The hunt for dark matter is about to get colder. Scientists are developing ultra-cold quantum technology to track down the most elusive and mysterious matter in the universe, which is currently one of the greatest mysteries in science.
Although the amount of dark matter in our universe is about six times greater than that of ordinary matter, scientists do not know what it is. This is partly because no experiment designed by humanity has ever been able to detect it.
To solve this problem, scientists from several universities in the UK have teamed up to build two of the most sensitive dark matter detectors ever imagined. Each experiment will look for a different hypothetical particle that could make up dark matter. While they have some similar qualities, these particles also have radically different characteristics, requiring different detection techniques.

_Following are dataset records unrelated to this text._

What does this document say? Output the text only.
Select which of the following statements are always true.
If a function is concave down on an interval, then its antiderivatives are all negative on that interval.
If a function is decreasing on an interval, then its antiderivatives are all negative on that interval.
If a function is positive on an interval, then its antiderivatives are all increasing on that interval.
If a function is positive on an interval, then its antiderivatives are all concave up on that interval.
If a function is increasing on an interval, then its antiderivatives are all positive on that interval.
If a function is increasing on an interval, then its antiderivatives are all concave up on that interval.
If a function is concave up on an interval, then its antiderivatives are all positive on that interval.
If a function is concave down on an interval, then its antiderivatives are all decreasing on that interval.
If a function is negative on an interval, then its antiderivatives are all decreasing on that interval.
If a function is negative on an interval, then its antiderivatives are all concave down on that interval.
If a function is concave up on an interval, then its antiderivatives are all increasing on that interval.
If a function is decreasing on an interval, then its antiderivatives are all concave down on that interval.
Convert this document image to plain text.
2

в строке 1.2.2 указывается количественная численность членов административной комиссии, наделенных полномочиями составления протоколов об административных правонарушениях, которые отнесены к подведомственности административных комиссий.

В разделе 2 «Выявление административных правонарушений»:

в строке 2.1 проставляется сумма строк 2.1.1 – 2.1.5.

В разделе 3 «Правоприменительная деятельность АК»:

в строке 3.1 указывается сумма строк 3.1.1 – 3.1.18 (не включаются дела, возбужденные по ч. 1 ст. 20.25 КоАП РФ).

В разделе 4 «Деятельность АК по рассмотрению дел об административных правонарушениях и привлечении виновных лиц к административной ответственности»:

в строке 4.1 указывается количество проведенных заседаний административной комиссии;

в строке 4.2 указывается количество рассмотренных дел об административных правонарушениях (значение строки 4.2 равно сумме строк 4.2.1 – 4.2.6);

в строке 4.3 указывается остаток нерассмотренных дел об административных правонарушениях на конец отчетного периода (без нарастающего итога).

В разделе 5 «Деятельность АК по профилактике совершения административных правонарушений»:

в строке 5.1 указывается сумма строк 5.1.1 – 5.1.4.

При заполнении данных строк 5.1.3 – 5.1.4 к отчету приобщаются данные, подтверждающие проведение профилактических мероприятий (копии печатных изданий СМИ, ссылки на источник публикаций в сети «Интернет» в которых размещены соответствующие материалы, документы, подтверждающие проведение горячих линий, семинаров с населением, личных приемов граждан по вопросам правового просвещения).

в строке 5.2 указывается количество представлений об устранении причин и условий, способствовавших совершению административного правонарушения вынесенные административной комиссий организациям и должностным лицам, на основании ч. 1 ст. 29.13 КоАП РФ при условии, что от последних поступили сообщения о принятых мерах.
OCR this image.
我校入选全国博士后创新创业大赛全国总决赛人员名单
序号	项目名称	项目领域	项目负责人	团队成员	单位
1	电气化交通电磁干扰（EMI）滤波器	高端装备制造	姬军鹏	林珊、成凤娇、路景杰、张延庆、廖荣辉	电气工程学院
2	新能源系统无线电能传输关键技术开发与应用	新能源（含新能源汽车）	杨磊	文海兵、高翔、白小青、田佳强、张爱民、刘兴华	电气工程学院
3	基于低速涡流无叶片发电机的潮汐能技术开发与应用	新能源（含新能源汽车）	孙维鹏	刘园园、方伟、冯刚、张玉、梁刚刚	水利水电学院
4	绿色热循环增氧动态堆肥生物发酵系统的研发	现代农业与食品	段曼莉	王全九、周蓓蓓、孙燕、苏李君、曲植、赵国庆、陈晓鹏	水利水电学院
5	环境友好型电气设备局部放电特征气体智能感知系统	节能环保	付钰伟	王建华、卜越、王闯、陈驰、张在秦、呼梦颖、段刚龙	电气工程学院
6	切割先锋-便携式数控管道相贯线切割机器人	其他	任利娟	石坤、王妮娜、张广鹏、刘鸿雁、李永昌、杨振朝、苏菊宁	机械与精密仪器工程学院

The equipment used in both experiments is so sensitive that the components must be cooled to one-thousandth of a degree above absolute zero, the theoretical and unattainable temperature at which all atomic motion would cease. This cooling must take place to prevent interference, or “noise,” from the outside world from corrupting the measurements.
Related: ‘Immortal stars’ could feast on dark matter at the heart of the Milky Way
“We are using ultra-low-temperature quantum technologies to build the most sensitive detectors to date,” team member Samuli Autti of Lancaster University said in a statement. “The goal is to observe this mysterious matter directly in the laboratory and solve one of the greatest puzzles in science.”
How Dark Matter Kept Scientists in the Dark
Dark matter poses a major problem for scientists because, although it makes up about 80 to 85 percent of the universe, it remains virtually invisible to our eyes. That’s because dark matter doesn’t interact with light or “ordinary” matter, and if it does, those interactions are rare or very weak. Or maybe both. We just don’t know.
However, thanks to these characteristics, scientists know that dark matter cannot be composed of electrons, protons and neutrons, which are all part of the baryon family of particles that make up everyday matter, such as stars, planets, moons, our bodies, ice cream and the neighbor’s cat. All those “normal” things we can see.
The only reason we think dark matter exists is because this mysterious substance has mass. It therefore interacts with gravity. Dark matter can influence the dynamics of ordinary matter and light through this interaction, which allows us to infer its presence.
Astronomer Vera Rubin discovered the presence of dark matter, already theorized by scientist Fritz Zwicky, because she observed galaxies spinning so fast that if their only gravitational influence came from visible baryonic matter, they would shatter. But what scientists really want is not a deduction, but rather a positive detection of dark matter particles.
One of the hypothetical particles currently considered a prime suspect for dark matter is the “axion,” a very light particle. Scientists also hypothesize that dark matter could be composed of new, more massive particles (as yet unknown) whose interactions are so weak that we have not yet observed them.
Axions and these unknown particles are thought to exhibit ultra-weak interactions with matter, which could theoretically be detected with sensitive enough equipment. But two prime suspects involve two investigations and two experiments. This is necessary because current searches for dark matter typically focus on particles with masses between 5 and 1,000 times that of a hydrogen atom. This means that if dark matter particles are lighter, they are likely to go unnoticed.
The QUEST-DMC (Quantum Enhanced Superfluid Technologies for Dark Matter and Cosmology) experiment was designed to detect ordinary matter colliding with dark matter particles in the form of new, unknown weakly interacting particles with masses ranging from 1% to a few times that of a hydrogen atom. QUEST-DMC uses superfluid helium-3, a light and stable isotope of helium with a nucleus of two protons and one neutron, cooled to a macroscopic quantum state to achieve record sensitivity in detecting ultraweak interactions.
QUEST-DMC would not, however, be able to detect extremely light axions, whose theoretical mass would be billions of times lighter than a hydrogen atom. This also means that such axions would not be detectable by their interaction with ordinary matter particles.
But what they lack in mass, axions should make up for in numbers, with these hypothetical particles supposedly being extremely abundant. So it’s better to look for these dark matter suspects using another signature: the tiny electrical signal resulting from the decay of axions in a magnetic field.
If such a signal exists, detecting it would require stretching the detectors to the maximum sensitivity level allowed by the rules of quantum physics. The team hopes that its quantum sensors for the hidden sector The quantum amplifier (QSHS) would be able to do just that.
If you’re in the UK, the public can see the QSHS and QUEST-DMC experiments at Lancaster University’s Summer Science Exhibition. Visitors will also be able to see how scientists deduce the presence of dark matter in galaxies using a gyroscope in a box that moves strangely due to invisible angular momentum.
Additionally, the exhibit features a light-dilution refrigerator to demonstrate the ultra-low temperatures required by quantum technology, while its model of a dark matter particle collision detector shows how our universe would behave if dark matter interacted with matter and light as everyday matter does.
The team’s papers detailing the QSHS and QUEST-DMC experiments have been published in The European Physical Journal C and on the arXiv repository.